Mike Dillon and Punkadelick Featuring Brian Haas and Ginny Mac
City Winery Presents Mike DIllon and Punkadelick Featuring Brian Haas and Ginny Mac with drummer/percussionist Nikki Glaspie (Beyoncé) on July 17th at 7:00pm.
“This fall, Mike Dillon’s Punkadelick returns to Royal Potato Family with Inflorescence, an album of heady, instrumental rock highlighting a band deep in the throes of creative freedom, road tested and wild.
Consisting of 10 tracks in 42-minutes, Inflorescence is expansive and focused, a world where Duke Ellington and Augustus Pablo rub shoulders with crate-digger exotica, the freak-funk of Parliament and the ‘anything fits’ outsider ethos of acid-fried punks like the Meat Puppets.
It’s the sound of six hands creating a world that often sounds like the work of an ensemble three times the size.
What began as a pandemic-era solo project soon evolved into a trio, featuring Dillon (Ricki Lee Jones, Ani DiFranco, Les Claypool) on vibraphone, marimba, Prophet 6, congas, and bongos, Brian Haas (Jacob Fred Jazz Odyssey) on Fender Rhodes, piano, bass Moog, melodica and Nikki Glaspie (Beyonce) on drums, cymbals, vocals.
During 2020 and 2021, while many music venues were still shuttered, the group began touring, sweating their way through cuts Dillon and Haas had composed during quarantine writing sessions. Locking in on stage, it quickly became clear the band was functioning at a level which was new — and surprising — even to three live music veterans accustomed to life on the road.
“It became obvious to let this become a collaboration,” Dillon says, phoning from his van while driving between gigs. “A lot of people put together bands and maybe on paper they look incredible. This is really something all three of us are doing because we have so much love for one another and a love for the music that we started creating.”
“There’s only three of us, but we move together like a big, nasty school of fish,” Haas adds, laughing.
During the tail end of a 2021 tour, the band booked time to record with engineer — and functioning fourth band member — Chad Meise, and Inflorescence sprouted.
Opener “Desert Monsoon,” sets the stage with a spiritual-jazz intro of organ, vibraphone, percussion and wordless vocal coos before crackling to life as a swaggering funk strut. The title track, and “Pandas” dig into thick dub textures built around Glaspie’s drumming and Haas’ subwoofer-straining bass synths.
“Apocalypse Daydream,” which appeared as an exotic head-nodder on 2020’s Shoot the Moon (titled “Apocalyptic Daydreams”) is reborn as a meatier jazz-rock slab where Dillon and Haas circle each other like Television performing as a lounge act on a cruise ship sailing seas of psilocybin.
“We’re students of the titans of music,” Dillon says. “Guys who grew up listening to rock ’n’ roll but who love instrumental music. Of course we love all the forefathers of Black American Music, but we also love Zeppelin and Bad Brains — all that comes together in how we approach instrumental creative music.”

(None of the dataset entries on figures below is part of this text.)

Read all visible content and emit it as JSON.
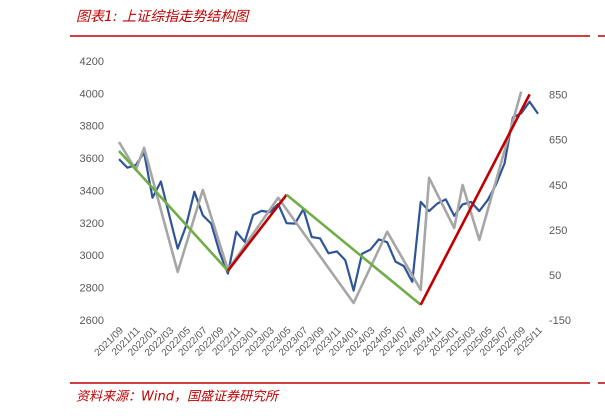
{
  "title": "图表1: 上证综指走势结构图",
  "source": "资料来源：Wind，国盛证券研究所",
  "chart_data": {
    "type": "line",
    "categories": [
      "2021/09",
      null,
      "2021/11",
      null,
      "2022/01",
      null,
      "2022/03",
      null,
      "2022/05",
      null,
      "2022/07",
      null,
      "2022/09",
      null,
      "2022/11",
      null,
      "2023/01",
      null,
      "2023/03",
      null,
      "2023/05",
      null,
      "2023/07",
      null,
      "2023/09",
      null,
      "2023/11",
      null,
      "2024/01",
      null,
      "2024/03",
      null,
      "2024/05",
      null,
      "2024/07",
      null,
      "2024/09",
      null,
      "2024/11",
      null,
      "2025/01",
      null,
      "2025/03",
      null,
      "2025/05",
      null,
      "2025/07",
      null,
      "2025/09",
      null,
      "2025/11"
    ],
    "ylim": [
      2600,
      4200
    ],
    "yticks": [
      2600,
      2800,
      3000,
      3200,
      3400,
      3600,
      3800,
      4000,
      4200
    ],
    "y2lim": [
      -150,
      1000
    ],
    "y2ticks": [
      -150,
      50,
      250,
      450,
      650,
      850
    ],
    "series": [
      {
        "color": "#2f5597",
        "values": [
          3600,
          3547,
          3563,
          3640,
          3361,
          3462,
          3252,
          3047,
          3186,
          3398,
          3253,
          3202,
          3024,
          2893,
          3151,
          3089,
          3255,
          3280,
          3273,
          3323,
          3204,
          3202,
          3291,
          3119,
          3110,
          3018,
          3030,
          2975,
          2788,
          3015,
          3041,
          3104,
          3087,
          2967,
          2939,
          2842,
          3336,
          3279,
          3326,
          3351,
          3250,
          3320,
          3336,
          3279,
          3347,
          3444,
          3573,
          3858,
          3883,
          3955,
          3880
        ]
      },
      {
        "color": "#a6a6a6",
        "axis": "y2",
        "x": [
          "2021/09",
          "2021/11",
          "2021/12",
          "2022/04",
          "2022/07",
          "2022/10",
          "2023/04",
          "2024/01",
          "2024/05",
          "2024/09",
          "2024/10",
          "2025/01",
          "2025/02",
          "2025/04",
          "2025/09"
        ],
        "values": [
          645,
          521,
          619,
          68,
          432,
          77,
          397,
          -70,
          246,
          -12,
          486,
          263,
          454,
          210,
          868
        ]
      },
      {
        "color": "#70ad47",
        "x": [
          "2021/09",
          "2022/10"
        ],
        "values": [
          3650,
          2910
        ]
      },
      {
        "color": "#c00000",
        "x": [
          "2022/10",
          "2023/05"
        ],
        "values": [
          2910,
          3380
        ]
      },
      {
        "color": "#70ad47",
        "x": [
          "2023/05",
          "2024/09"
        ],
        "values": [
          3380,
          2700
        ]
      },
      {
        "color": "#c00000",
        "x": [
          "2024/09",
          "2025/10"
        ],
        "values": [
          2700,
          4000
        ]
      }
    ]
  }
}
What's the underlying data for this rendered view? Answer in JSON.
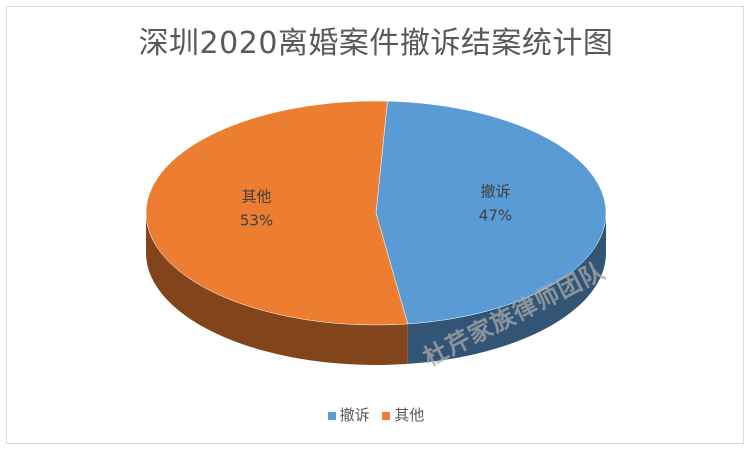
{
  "chart_data": {
    "type": "pie",
    "title": "深圳2020离婚案件撤诉结案统计图",
    "series": [
      {
        "name": "撤诉",
        "value": 47,
        "label": "47%",
        "color": "#5b9bd5"
      },
      {
        "name": "其他",
        "value": 53,
        "label": "53%",
        "color": "#ed7d31"
      }
    ],
    "legend_position": "bottom",
    "three_d": true
  },
  "watermark": "杜芹家族律师团队"
}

While Dillon bristles at the “punk jazz” tag, punk rock remains a core influence to the band, in sound and spirit. “Punk rock is not a prefab thing, it’s about the freedom,” he says, speaking of the band’s “no rules, no genres” approach. “We have no genre restriction in this band, and people who get it really respect that.”
Bending ears and surprising audiences has long been part of Dillon’s MO and Glaspie and Haas act as perfect foils for forays into the weird.
“We try to challenge our listeners,” Dillon says. “We’re touching a nerve with people who maybe don’t want to see the same songs done in the same variations all night long.”
Audiences don’t know whether they are getting a jamband, or a jazz group or a rock band.
“Part of my mission is taking these instruments that are primarily designed for the orchestral or jazz world and taking them to the rock world, the club world, running them through pedals and effects,” he adds. “We’re not afraid to be soft, or to surprise. That’s what we all do in this band — get beyond our own conceptions of what music is supposed to be.”
“We are so blessed and lucky to do what we do for a living — it’s apparent in the music,” Glaspie chimes in. “It doesn’t matter how the day is going, but we get to the club, set up and crush the gig, all the other stuff doesn’t matter. We’re likeminded individuals who love life, love people and want to spread happiness.”
Maybe the greatest example of the band’s punk-steeped sonic free-for-all is “Slowly But Surely,” a track Dillon told Haas to compose as if he were “writing for Queens of the Stone Age.” The song plays like QOTSA with the pedals unplugged, translated to piano runs, vibes and deeply swinging drums — big-riff stoner rock upended and played with huge smiles by America’s premier proponents of the unclassifiable.